Chris - Well, you obviously work someplace where people will scarf down all those delectable things you bake!!! I know I'd be big as a house if I worked with you!!!

Anonymous said...

This just looks ridiculously good!!! Honestly, wow.

Kalyn Denny said...

This sounds really interesting. I've never cooked oxtails or kumquats either one. So I'm trying to imagine the flavor, and I'm imagining it would taste wonderful!

Anna (Morsels and Musings) said...

i feel for you. i recently had the same problem: i was making some ginger syrup and decided to go read over some blogs. next thing i knew there was smoke and burnt toffee all over my stove.
unfortunately mine was unrecoverable. sigh.
glad yours turned out well in the end.

Toni said...

Lia - Lip smacking good, in fact!

Kalyn - Actually oxtail is just a cheaper cut of beef. And kumquats? Well.....citrus. That's the easiest way to describe them. South Beach friendly, though!

Anna - Sorry to hear about that ginger syrup! Bummer....I'll bet it was going to be part of something amazing!

Anonymous said...

Hi Toni!

Yay, someone else that uses a pressure cooker and cooks oxtail! You almost sound Cuban! LOL!
Just last night I took a whole bunch of pictures of all the different pressure cookers I have. I love cooking with that thing. Makes life (and tending to emails) much easier! :)

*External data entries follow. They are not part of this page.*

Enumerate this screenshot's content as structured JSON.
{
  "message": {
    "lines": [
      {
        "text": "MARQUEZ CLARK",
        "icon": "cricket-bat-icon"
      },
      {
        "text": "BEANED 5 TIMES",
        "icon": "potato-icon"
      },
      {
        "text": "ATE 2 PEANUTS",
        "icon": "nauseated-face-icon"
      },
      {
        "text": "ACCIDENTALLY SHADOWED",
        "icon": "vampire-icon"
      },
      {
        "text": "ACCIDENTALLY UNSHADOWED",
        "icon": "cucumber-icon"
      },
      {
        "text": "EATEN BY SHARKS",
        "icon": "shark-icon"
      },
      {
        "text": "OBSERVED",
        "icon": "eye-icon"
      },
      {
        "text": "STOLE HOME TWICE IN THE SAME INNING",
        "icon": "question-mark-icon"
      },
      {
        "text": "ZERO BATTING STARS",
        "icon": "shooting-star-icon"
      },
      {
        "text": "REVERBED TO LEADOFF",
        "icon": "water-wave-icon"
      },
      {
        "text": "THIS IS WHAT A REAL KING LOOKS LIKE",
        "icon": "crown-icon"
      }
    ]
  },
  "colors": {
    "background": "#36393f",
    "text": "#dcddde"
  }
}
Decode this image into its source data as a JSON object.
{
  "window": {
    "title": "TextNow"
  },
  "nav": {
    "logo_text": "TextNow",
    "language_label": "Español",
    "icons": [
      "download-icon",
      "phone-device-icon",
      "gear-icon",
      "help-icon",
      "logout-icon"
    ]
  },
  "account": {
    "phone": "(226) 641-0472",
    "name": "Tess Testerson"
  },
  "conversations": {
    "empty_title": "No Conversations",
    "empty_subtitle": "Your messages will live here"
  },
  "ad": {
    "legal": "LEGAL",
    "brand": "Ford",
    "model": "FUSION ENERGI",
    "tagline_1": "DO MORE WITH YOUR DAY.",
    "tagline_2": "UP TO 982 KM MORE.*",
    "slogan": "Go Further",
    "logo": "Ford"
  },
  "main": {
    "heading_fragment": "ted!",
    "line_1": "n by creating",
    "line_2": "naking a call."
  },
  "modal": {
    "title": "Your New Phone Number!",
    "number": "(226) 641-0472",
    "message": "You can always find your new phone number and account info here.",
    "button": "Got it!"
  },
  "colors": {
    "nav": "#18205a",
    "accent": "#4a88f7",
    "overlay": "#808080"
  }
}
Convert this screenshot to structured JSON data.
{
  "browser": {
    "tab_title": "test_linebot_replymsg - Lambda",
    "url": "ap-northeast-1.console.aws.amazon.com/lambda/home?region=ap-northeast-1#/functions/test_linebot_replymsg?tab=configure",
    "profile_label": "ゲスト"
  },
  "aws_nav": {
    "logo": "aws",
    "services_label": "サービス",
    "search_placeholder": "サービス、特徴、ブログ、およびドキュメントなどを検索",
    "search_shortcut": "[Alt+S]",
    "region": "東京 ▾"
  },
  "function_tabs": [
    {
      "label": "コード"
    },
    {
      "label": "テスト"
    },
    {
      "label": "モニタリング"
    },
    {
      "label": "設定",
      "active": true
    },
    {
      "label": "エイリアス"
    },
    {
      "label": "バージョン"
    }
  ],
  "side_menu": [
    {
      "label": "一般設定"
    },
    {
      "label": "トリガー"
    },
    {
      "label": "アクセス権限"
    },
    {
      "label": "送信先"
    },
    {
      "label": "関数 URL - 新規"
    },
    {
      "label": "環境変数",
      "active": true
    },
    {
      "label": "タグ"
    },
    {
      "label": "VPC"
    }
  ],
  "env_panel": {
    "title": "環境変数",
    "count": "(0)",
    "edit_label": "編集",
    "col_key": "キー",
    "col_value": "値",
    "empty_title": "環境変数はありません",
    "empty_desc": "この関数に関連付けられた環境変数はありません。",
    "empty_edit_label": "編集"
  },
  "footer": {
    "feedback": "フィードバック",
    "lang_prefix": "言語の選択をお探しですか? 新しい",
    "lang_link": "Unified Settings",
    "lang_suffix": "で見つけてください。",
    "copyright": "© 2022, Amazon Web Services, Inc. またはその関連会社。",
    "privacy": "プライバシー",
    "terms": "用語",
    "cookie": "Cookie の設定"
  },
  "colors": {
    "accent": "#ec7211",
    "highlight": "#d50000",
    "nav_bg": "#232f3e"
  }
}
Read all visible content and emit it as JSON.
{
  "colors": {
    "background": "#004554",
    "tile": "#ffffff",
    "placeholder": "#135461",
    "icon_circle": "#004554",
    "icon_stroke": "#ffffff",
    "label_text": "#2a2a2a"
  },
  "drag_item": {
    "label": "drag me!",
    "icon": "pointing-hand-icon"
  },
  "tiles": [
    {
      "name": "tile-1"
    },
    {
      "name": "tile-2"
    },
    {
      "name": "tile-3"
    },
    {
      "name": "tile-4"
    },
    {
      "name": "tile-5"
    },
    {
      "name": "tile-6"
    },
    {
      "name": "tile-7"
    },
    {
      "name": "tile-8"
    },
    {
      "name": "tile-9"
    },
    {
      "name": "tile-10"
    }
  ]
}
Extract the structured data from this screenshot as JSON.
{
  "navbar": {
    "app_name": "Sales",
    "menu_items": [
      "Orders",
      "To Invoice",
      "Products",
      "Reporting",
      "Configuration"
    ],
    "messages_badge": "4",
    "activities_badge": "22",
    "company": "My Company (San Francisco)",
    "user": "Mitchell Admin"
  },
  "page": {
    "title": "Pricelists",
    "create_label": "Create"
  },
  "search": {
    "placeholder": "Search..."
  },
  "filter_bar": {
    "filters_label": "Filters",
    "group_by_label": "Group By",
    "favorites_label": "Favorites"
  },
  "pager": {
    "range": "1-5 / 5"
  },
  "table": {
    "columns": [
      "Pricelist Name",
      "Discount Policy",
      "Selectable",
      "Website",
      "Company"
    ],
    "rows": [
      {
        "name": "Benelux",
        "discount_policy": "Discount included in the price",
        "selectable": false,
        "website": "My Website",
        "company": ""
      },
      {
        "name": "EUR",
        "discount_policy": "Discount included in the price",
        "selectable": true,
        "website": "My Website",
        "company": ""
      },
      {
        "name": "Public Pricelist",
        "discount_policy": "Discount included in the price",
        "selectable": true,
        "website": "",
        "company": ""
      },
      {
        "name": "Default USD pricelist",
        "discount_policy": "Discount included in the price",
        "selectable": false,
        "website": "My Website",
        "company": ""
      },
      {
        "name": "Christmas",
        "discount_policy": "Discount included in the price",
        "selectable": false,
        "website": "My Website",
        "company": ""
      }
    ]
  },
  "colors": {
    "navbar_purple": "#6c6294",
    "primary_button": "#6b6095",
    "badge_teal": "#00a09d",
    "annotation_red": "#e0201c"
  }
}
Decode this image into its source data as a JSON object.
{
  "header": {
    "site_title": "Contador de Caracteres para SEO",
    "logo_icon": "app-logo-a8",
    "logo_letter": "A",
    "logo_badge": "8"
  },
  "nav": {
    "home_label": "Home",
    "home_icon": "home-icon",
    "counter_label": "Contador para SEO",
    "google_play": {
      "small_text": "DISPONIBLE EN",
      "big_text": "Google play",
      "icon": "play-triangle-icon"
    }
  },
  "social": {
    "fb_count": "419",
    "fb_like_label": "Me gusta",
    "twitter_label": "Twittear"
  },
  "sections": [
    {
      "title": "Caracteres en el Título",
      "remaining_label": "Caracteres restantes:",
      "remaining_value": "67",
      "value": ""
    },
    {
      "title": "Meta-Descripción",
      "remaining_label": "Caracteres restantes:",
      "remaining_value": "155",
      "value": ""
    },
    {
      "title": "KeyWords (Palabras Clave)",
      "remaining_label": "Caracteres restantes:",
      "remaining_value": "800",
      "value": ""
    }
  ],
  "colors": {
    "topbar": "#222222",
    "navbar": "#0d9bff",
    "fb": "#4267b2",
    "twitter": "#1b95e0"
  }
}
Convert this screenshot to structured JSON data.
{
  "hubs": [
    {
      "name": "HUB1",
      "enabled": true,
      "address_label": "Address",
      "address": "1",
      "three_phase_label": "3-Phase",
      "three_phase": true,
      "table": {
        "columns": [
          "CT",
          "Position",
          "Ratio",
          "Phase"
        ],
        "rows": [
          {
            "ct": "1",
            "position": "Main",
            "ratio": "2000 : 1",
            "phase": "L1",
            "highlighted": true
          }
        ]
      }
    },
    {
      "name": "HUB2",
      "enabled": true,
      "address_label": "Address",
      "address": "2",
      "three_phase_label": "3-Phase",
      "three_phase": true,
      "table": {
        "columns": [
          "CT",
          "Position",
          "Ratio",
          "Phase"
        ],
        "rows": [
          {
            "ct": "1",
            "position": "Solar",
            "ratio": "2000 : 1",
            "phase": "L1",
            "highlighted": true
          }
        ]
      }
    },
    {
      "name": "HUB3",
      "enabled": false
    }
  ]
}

Despite the evaporation of water (which Im surprised), your meal looked great. I don't think I've ever seen kumquat at any of my grocery stores.

Thanks for your lyrical story! :)

Anonymous said...

My co-worker just gave me a bag of kumquats off her tree. Guess what we'll be making!
BTW- our first cooking video is up!

Toni said...

Brenda - I think in another life I was Cuban! ;-)

I don't use pressure cookers enough, obviously. I should use this one more often and figure out just how long I need to cook things. I don't like scrubbing the pot!! ;-)

W.O.R.C. - I have kumquat envy! I should probably try to grow them here. I have a tiny yard, and there are some large trees around me. But a kumquat tree would be so lovely!

test it comm said...

The ox tails and kumquats both sound interesting. I will have to look for them both.

Unknown said...

I have never seen oxtail locally and this sounds interesting.

I was single a long time, so I understand...

Susan G said...

So, email can be hazardous to your cookware's health? I am nervous enough about using the pressure cooker that I don't leave the kitchen. Too many teakettles have bit the dust when the water boils away, and once I left a pot at full boil and went to work: old Farberware, bottom melted to the burner and separated from the pot, house smelled like smoke for a while (I remembered it in the early afternoon, lucky the house didn't melt down too).

Toni said...

Kevin and Mimi - I found oxtail at a Vietnamese grocery store. I didn't see them at any of the major food stores, and I didn't ask for them at Whole Foods, figuring I'd be plunking down a small fortune for a cow's tail! The best deal on kumquats were at Trader Joe's. I don't know if either of you have one of them, but they're seasonal, and we're a little ahead of you both.

And thanks, Mimi - I know you understand...

Susan - Ah, the perils of being a space cadet! I've left the outdoor barbecue on and gone to work, remembered it at lunch time, and flew home to find everything still standing. Whew!

Anonymous said...

what beautiful buildings! So shiny and full of gorgeous reflections. I can completely understand why you'd want to walk down there. So pretty. I missed this recipe, thanks for drawing my attention to it. It does sound fantastic! I've been on a burning-things-in-the-kitchen run too. I like blaming it on Mercury. That makes me feel better for some silly reason :-)

tigerfish said...

Sounds a unique combi altogether. The kumquat and the oxtail. Love all the "rings" in your dish!

Thanks for visiting my blog.

Anonymous said...

Hi! Interesting combination~oxtail and kumquats. But I am filipino~ I am used to weird fusion of ingredients hehehe. Ever tried kare-kare? It's oxtail with peanut butter sauce! Creamy, oily, sinful and like all bad things:delicious!